Le concours de service à la clientèle a recommencé. Qui vous en donnera le plus pour votre argent? Qui vous rendra le plus riche? Qui vous facilitera le plus la vie? Comme homme ou femme politique, vous pouvez promettre tout ce que vous voulez – plus de services, moins d’impôts, plus de tunnels, de meilleures routes, plus de privé, plus de public, des meilleures jobs, plus de croissance, une économie plus verte – pourvu que ça n’implique aucun sacrifice. Tout est possible, tant que rien ne change.

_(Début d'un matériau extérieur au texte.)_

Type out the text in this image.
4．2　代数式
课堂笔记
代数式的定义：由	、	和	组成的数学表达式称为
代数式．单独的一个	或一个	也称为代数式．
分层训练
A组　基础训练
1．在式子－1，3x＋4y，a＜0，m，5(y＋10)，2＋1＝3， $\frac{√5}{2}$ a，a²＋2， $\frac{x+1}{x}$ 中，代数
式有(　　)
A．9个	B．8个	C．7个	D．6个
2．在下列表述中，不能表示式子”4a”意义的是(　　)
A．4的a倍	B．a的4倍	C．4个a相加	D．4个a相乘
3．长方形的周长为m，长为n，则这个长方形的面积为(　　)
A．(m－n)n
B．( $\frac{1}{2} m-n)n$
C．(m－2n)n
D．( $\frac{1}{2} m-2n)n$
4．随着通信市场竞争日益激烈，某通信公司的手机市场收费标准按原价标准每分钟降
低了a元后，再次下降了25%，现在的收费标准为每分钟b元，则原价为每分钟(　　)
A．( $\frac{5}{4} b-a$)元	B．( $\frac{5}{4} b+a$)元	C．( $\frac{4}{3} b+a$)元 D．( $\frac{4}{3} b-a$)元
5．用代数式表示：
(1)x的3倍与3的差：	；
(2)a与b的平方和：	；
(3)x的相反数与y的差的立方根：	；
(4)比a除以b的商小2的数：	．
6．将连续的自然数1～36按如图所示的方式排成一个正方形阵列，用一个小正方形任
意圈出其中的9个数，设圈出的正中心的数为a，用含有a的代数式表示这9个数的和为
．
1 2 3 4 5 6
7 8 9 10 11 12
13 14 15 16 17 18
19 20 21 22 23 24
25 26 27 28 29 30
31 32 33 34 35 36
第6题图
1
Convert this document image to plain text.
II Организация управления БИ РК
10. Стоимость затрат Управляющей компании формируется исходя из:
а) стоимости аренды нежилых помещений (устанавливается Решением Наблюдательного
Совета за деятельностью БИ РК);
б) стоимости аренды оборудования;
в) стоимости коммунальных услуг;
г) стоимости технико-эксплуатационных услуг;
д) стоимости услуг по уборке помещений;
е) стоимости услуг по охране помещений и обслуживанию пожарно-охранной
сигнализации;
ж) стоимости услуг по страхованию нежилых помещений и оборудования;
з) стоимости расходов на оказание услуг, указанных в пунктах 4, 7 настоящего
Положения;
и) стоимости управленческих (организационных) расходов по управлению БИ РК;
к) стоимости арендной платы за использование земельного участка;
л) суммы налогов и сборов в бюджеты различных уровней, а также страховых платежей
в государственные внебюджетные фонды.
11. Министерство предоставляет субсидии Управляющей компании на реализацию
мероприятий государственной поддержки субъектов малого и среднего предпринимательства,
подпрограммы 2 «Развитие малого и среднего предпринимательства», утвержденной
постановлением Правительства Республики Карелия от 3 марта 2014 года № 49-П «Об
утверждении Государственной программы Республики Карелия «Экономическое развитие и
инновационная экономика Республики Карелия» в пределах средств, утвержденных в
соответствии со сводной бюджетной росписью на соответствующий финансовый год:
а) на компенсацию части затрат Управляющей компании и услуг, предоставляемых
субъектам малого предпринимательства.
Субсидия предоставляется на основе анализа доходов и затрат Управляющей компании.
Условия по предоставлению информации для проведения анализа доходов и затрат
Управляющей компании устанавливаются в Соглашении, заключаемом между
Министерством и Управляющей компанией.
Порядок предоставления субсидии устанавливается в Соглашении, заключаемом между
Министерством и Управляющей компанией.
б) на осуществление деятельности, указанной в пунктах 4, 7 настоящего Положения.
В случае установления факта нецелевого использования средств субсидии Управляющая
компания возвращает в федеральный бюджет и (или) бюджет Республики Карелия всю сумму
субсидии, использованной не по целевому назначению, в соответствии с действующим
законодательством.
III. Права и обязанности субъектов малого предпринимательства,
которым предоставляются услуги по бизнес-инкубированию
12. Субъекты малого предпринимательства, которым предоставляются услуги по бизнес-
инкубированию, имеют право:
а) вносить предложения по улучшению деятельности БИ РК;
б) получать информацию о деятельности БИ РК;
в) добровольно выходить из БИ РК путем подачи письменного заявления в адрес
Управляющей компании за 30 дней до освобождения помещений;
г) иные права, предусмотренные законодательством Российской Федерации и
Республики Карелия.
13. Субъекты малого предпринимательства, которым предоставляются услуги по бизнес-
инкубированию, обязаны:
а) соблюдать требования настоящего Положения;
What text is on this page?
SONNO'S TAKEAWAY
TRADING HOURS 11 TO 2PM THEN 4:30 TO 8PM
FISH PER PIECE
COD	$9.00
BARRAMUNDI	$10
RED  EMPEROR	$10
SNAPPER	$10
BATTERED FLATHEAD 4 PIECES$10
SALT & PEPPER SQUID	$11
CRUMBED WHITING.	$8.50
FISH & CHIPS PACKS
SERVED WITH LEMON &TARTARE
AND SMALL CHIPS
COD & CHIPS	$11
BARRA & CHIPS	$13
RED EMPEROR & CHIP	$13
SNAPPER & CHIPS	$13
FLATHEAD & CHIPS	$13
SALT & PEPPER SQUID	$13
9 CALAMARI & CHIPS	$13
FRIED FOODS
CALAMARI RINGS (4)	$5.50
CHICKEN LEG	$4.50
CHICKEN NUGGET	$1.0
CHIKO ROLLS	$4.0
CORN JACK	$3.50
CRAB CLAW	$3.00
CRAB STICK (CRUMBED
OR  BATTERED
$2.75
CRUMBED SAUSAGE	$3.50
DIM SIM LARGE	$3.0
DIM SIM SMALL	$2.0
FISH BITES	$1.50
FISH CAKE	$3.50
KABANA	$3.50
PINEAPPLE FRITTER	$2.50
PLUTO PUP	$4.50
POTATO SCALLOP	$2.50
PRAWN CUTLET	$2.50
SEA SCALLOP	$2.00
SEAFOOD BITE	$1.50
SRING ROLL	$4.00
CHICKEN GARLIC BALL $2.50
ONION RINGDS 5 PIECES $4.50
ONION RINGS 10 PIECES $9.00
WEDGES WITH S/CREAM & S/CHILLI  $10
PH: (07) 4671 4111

Les ambitions comptables de notre époque doivent être alléchantes, pragmatiques et rentables. On fixe un budget réaliste et on choisit les idéaux qui fittent. Le concept de «réalisme» est particulièrement important: il marque la limite du possible, c’est-à-dire ce qui est envisageable sans que ça nous coûte quoi que ce soit (de l’argent ou des votes). Tout ce qui nuit à sa popularité ou au PIB est par définition impossible.
Le meilleur exemple est assurément la rhétorique ambiante concernant les changements profonds qu’exigent la crise climatique et la perte de biodiversité. Pratiquement tout le monde accepte que nous ayons un problème. Certains concèdent même qu’il faut des virages audacieux et décisifs. Mais on s’empresse le plus souvent de promettre encore plus de richesse et de croissance – la transition verte comme occasion d’affaires! Il faut croire que l’économie durable sera rentable ou ne sera pas. L’approche est politiquement vendeuse, à défaut d’être écologiquement solide. Au moins ça n’exige aucun renoncement.
Et quand, rarement, on évoque le renoncement, c’est généralement à l’échelle individuelle. C’est ce qu’on pourrait appeler le piège de Dick Cheney, qui avait fameusement déclaré – à Toronto, en 2001 – que réduire notre consommation d’énergie pouvait être un signe de «vertu personnelle» mais ne pouvait pas être un objectif fondamental de politique publique.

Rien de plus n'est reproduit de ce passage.